RKHS, Berezin and Odzijewicz-type quantizations on arbitrary compact smooth manifold

TL;DR

This paper develops Berezin-type and Odzijewicz-type quantizations for arbitrary compact smooth manifolds by embedding them into complex projective space and inducing quantizations from there, generalizing previous work.

Contribution

It introduces a method to define Berezin and Odzijewicz quantizations on any compact smooth manifold via embedding into complex projective space and pullback of ambient quantizations.

Findings

Defined Berezin-type quantization on compact manifolds.

Extended Odzijewicz-type quantization to arbitrary compact manifolds.
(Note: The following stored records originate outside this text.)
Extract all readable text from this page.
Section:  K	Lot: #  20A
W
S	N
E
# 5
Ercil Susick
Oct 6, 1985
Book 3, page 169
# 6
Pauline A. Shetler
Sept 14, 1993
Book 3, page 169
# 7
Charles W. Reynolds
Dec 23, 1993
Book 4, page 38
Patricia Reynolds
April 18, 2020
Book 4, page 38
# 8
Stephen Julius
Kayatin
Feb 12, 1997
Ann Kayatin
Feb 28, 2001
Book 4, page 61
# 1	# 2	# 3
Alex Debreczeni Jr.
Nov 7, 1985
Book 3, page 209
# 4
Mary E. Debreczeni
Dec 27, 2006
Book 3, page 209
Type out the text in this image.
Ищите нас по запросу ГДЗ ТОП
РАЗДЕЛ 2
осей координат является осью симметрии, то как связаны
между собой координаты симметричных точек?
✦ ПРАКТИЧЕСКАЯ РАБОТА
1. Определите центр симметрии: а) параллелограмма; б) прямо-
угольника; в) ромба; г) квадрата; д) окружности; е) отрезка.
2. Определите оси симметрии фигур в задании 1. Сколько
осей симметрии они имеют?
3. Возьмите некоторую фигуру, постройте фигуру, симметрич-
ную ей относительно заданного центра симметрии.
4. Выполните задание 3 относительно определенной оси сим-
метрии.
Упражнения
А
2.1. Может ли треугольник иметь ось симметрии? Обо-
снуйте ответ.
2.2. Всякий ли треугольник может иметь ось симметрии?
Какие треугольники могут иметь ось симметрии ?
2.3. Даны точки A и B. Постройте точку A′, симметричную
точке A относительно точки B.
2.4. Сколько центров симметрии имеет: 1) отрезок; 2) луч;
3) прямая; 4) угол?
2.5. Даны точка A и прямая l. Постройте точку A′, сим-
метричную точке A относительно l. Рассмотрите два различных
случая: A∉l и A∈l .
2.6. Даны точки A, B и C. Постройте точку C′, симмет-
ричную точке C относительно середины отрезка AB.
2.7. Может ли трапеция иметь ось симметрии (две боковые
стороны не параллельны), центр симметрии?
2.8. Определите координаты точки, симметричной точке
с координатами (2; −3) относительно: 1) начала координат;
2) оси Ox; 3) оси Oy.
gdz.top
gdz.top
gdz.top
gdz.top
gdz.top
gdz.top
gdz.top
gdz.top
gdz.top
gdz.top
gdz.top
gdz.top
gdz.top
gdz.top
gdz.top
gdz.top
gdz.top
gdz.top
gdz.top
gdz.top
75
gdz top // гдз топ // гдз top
Explicitly constructed quantizations on complex projective space and induced on submanifolds.

Abstract

In this article we define Berezin-type and Odzijewicz-type quantizations on compact smooth manifolds. The method is we embed the smooth manifold of real dimension $n$ into ${\mathbb C}P^n$ and induce the quantizations from there. The standard way by which reproducing kernel Hilbert spaces are defined on submanifolds gives a way to define the pullback coherent states. In Berezin-type quantization the Hilbert space of quantization is the pullback (by the embedding) of the Hilbert space of geometric quantization of ${\mathbb C}P^n$. In the Odzijewicz-type quantization one has to consider a tensor product of the geometric quantization line bundle with holomorphic $n$-forms. In the Berezin case, the operators that are quantized are those induced from the ambient space ${\mathbb C}P^n$. The Berezin-type quantization exhibited here is a generalization of an earlier work of the author and Ghosh. In both Berezin and Odzijewicz-type quantizations we first exhibit this quantization explicitly on ${\mathbb C}P^n$ and we induce the quantization on the smooth compact embedded manifold from ${\mathbb C}P^n$.